Remember when tennis hustler Bobby Riggs got his butt kicked by Billy Jean King? It was a glorious moment for women, shutting up his sexist denigration of women athletes as being unable to complete with men. Of course, King was 29 and at her peak and 55-year-old Riggs, to the extent he ever had a peak playing tennis as opposed to shooting off his mouth, was well past his. But it was groovy to watch King win in straight sets.
What it wasn’t was a claim that sports segregation was based on a fallacy, that the purported biological differences between men and women was a myth. Not only would the notion have been ridiculous, but pointless. Women could be great at sports and still be women, and Riggs’ claim, that even a tired old man could beat the best woman athlete in a sport was empty macho bravado.
The crux of Maggie Mertens Atlantic post is decidedly different.
The insistence on separating sports teams strictly by sex is backwards, argues Michela Musto, an assistant sociology professor at the University of British Columbia who has studied the effect of the gender binary on students and young athletes. “Part of the reason why we have this belief that boys are inherently stronger than girls, and even the fact that we believe that gender is a binary, is because of sport itself, not the other way around,” she told me by phone.
In other words, the reason boys are better at sports than girls is because boys are encouraged to play sports, play more sports, getting better at them, stronger at them and develop into better athletes than women not because they are physiologically better, but just do it more. The corollary is that if girls played sports as boys do, they would be just as strong as boys. It’s their sports deprivation, and not their biology, that leaves girls weaker than boys.

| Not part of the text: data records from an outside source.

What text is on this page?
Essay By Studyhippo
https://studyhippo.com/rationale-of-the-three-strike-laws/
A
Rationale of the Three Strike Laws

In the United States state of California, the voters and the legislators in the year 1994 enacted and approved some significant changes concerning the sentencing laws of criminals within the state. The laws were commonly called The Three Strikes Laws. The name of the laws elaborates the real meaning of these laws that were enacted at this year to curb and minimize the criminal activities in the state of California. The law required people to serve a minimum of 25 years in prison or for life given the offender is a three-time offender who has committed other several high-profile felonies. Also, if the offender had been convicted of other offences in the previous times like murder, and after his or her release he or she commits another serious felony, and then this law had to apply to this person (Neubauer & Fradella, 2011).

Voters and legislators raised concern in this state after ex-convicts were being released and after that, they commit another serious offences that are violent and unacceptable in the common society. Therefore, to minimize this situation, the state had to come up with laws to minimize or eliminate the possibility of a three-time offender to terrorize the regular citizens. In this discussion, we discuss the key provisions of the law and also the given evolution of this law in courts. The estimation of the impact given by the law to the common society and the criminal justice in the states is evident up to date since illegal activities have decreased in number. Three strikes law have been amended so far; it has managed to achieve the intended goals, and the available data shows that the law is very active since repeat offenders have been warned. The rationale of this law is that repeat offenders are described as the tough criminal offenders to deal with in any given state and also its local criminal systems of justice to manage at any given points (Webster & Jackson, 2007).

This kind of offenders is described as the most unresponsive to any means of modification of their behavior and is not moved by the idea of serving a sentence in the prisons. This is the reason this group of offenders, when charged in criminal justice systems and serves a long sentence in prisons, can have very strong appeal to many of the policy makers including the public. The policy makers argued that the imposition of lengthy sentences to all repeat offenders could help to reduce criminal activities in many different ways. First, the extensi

The strict sex segregation we’ve instilled in sports at all levels gives the impression that men and women have completely different capabilities, but in reality, she said, the relationship between sex and athletic capability is never so cut-and-dried. “There are some boys who also could get really hurt if they were competing against other boys in contact sports.” Researchers have noted for years that there may even be more diversity in athletic performance within a sex than between the sexes.

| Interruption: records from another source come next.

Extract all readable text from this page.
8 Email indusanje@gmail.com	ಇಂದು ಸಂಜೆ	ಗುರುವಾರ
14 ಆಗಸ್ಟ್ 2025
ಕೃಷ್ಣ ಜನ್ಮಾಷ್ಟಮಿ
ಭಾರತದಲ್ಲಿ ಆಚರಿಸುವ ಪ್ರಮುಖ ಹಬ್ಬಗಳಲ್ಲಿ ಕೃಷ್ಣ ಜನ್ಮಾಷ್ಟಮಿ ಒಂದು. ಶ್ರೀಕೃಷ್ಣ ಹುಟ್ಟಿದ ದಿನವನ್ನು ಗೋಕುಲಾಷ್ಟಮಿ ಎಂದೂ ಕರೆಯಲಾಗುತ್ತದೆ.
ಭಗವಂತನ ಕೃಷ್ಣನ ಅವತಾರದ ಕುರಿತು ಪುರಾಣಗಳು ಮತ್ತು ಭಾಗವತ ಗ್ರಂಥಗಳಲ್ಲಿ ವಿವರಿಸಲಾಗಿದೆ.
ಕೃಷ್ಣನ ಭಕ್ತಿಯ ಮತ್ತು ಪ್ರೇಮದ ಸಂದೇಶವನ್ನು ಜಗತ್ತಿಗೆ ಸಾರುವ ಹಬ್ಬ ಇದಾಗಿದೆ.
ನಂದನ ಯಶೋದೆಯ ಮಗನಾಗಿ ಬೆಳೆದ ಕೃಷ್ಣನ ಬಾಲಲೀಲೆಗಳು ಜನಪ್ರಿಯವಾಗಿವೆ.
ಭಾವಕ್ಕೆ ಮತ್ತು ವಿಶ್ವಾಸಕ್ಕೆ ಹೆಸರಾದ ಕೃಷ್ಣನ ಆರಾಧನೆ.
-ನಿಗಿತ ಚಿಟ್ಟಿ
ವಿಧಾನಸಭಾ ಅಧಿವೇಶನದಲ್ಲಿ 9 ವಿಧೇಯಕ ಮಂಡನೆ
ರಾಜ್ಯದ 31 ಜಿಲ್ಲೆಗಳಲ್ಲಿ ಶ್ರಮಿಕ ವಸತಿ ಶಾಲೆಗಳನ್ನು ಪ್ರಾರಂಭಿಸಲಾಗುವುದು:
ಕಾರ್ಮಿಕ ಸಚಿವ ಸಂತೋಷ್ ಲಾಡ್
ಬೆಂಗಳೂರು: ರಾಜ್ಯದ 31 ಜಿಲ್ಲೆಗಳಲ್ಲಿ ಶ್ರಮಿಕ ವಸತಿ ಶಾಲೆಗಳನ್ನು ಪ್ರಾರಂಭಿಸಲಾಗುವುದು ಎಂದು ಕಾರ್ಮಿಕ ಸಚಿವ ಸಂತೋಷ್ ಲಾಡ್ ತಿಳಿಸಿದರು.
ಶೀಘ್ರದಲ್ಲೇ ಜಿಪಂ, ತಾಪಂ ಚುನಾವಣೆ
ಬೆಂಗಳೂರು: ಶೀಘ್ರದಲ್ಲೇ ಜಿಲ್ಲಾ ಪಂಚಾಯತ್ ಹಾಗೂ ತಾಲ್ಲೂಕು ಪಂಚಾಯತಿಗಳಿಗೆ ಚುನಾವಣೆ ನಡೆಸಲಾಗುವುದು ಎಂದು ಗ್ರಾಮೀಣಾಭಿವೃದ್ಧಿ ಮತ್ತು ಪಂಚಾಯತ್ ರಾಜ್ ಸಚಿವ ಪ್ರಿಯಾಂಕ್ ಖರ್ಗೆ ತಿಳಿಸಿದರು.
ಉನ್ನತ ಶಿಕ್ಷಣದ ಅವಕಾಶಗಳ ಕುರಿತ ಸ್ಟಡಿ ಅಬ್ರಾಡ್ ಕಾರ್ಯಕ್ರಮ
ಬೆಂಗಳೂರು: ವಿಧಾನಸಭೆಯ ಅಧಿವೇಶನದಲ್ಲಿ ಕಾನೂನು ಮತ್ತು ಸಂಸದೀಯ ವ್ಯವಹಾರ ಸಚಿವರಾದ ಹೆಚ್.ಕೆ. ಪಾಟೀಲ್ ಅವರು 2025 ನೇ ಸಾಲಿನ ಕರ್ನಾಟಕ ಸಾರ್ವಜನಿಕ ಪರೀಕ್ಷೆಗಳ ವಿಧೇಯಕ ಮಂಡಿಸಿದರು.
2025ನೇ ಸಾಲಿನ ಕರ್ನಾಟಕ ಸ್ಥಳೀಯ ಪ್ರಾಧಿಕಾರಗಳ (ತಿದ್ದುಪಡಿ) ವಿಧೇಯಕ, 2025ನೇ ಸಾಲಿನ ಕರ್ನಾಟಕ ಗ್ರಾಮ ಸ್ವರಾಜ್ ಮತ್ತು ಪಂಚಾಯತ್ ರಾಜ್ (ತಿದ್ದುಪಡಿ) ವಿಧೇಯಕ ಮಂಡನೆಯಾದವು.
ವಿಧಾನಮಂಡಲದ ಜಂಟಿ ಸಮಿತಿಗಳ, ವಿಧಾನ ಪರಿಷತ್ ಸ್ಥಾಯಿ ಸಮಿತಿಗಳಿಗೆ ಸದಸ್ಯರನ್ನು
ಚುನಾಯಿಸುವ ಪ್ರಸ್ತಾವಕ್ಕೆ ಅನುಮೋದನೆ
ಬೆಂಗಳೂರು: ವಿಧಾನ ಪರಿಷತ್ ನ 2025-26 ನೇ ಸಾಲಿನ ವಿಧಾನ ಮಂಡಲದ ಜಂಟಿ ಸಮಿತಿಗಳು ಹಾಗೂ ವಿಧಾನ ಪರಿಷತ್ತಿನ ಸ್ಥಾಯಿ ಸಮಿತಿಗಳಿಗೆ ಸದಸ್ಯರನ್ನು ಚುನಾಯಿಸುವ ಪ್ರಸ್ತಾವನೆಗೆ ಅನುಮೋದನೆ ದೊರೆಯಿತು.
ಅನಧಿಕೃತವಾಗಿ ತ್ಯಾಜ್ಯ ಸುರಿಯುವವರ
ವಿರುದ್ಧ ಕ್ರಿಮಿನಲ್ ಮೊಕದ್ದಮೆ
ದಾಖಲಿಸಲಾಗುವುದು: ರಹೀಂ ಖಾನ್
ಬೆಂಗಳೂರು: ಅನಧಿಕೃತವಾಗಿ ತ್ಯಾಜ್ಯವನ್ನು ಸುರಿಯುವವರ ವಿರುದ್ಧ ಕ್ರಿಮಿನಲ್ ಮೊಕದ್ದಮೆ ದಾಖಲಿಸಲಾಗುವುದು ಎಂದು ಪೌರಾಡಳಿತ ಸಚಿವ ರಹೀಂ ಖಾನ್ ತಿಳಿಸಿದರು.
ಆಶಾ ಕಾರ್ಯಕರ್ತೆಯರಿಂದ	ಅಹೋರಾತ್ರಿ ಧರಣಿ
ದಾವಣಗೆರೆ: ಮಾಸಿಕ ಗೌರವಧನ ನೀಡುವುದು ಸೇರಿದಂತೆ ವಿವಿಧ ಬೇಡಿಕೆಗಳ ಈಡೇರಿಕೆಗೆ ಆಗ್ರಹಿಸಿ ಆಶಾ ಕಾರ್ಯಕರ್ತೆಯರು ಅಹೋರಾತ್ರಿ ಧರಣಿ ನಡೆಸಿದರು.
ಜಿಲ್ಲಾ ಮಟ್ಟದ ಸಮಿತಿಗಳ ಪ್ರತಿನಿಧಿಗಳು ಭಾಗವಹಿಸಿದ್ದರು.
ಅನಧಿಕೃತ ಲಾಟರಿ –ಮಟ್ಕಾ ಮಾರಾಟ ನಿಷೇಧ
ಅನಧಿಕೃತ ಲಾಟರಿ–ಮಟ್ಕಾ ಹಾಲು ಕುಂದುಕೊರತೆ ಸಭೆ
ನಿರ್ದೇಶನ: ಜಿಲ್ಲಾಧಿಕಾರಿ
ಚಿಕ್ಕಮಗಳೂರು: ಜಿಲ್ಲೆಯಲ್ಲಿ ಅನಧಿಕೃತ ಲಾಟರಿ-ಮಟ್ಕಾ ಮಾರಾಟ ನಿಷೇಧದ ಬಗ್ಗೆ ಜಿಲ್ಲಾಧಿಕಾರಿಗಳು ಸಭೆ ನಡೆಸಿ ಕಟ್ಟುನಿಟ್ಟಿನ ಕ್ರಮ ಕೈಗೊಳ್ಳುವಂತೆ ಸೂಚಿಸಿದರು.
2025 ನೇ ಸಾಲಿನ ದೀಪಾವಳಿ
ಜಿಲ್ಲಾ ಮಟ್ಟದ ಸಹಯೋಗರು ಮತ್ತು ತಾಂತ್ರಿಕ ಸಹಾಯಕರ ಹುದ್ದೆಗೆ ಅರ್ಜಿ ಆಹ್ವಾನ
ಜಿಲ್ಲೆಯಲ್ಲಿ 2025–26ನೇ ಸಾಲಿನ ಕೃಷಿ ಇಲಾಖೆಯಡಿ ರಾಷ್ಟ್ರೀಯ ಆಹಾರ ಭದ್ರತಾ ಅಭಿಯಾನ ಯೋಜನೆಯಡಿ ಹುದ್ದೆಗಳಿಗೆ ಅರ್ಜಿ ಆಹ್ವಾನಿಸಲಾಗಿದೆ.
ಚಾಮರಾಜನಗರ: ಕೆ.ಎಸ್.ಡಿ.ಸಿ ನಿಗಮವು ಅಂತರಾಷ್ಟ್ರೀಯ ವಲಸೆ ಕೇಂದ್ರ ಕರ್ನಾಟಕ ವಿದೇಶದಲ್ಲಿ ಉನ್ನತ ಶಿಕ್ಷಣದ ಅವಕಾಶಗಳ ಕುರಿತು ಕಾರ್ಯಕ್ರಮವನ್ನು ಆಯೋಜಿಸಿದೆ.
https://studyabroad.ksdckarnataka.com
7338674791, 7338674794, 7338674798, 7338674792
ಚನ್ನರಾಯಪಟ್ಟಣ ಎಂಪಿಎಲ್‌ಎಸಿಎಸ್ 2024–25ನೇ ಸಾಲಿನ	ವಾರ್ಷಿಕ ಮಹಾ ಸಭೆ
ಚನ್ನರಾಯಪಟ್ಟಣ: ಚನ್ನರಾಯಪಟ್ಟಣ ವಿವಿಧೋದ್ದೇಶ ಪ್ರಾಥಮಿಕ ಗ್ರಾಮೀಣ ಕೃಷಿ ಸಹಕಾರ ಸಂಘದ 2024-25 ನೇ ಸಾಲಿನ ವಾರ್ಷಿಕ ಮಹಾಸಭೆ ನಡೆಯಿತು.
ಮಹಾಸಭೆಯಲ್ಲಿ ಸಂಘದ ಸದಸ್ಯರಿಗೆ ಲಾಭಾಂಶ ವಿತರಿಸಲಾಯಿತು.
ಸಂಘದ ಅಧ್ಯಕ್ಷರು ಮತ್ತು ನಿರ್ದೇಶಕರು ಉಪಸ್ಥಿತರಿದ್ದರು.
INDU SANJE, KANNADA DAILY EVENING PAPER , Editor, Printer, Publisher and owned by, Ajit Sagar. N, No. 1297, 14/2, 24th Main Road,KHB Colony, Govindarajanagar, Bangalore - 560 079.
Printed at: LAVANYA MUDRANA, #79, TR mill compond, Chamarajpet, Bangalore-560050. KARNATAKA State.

It’s entirely fair to say “the relationship between sex and athletic capability is never so cut-and-dried.” Indeed, the use of the word “never” makes it a rhetorical trick, since it’s an absolute and only Siths deal in absolutes. Of course there are girls who would surpass boys in some instances, outliers, and of course there are boys who demonstrate no strength, stamina, coordination or inclination to compete.
But we craft policy, which includes such divisions, to address the majority of people, not the outliers. That doesn’t mean that we can’t do better, and, indeed, it’s great to see that some are trying by letting girls play on boys sports teams if its safe and they can compete. And they want to. Why not?
But if the NBA and WNBA were combined overnight, would there be a place for the women on the men’s teams? Would they be able to compete? Would they be better than the men such that they would make the cut? And if they can, maybe the best answer is to let women try out for NBA teams and, if they’re good enough, get the position.
What Mertens article is about isn’t really sports, though, but about changing the designation from biological to cultural, yet more pseudo-intellectual argumentation that sex isn’t binary, sex is nothing more than a social construct, a lie we made up to distinguish between a body with a penis and a body with a vagina, based not on nature but nurture.
A different youth-sports world is possible. Musto has observed a swim team in California, for instance, whose athletes are separated by ability rather than sex; it has changed how the kids view one another. “It wasn’t a big deal if they had to share lanes with one another or they were competing against one another during practice. Gender wasn’t the primary thing that was shaping the perceptions of who was a good athlete or not,” she said. But as long as laws and general practice of youth sports remain rooted in the idea that one sex is inherently inferior, young athletes will continue to learn and internalize that harmful lesson.
To the extent this works, great. Why shouldn’t a female swimmer who is better than a male swimmer be able to compete, to win, in a head-to-head competition despite sex divisions? Then again, there are women who will be highly competitive against other women but not against men, and the question presents itself whether they should be constrained to compete where they have no chance of success or should be able to compete against others who have no biological advantage?
But as long as we’re talking about this when it comes to athletic competition, the same cultural construct contention follows women through the rest of their life, in education, employment and interpersonal relationships. Are women prepared to leave behind the litany of excuses, their special pleading, about how they’re incapable of assuming personal responsibility for their actions, their choices, when it comes to their engagement with men in other spheres of interaction?
If a woman is strong enough to compete on the gridiron, is she too weak and helpless to be expected to say no to a man who wants sex when she doesn’t, or too irresponsible for her consent to sex when drunk to be the equivalent of a man’s? Is this special pleading a product of some biological inferiority in women or want to have it both ways, to be strong when it gets her what she wants and weak when it doesn’t?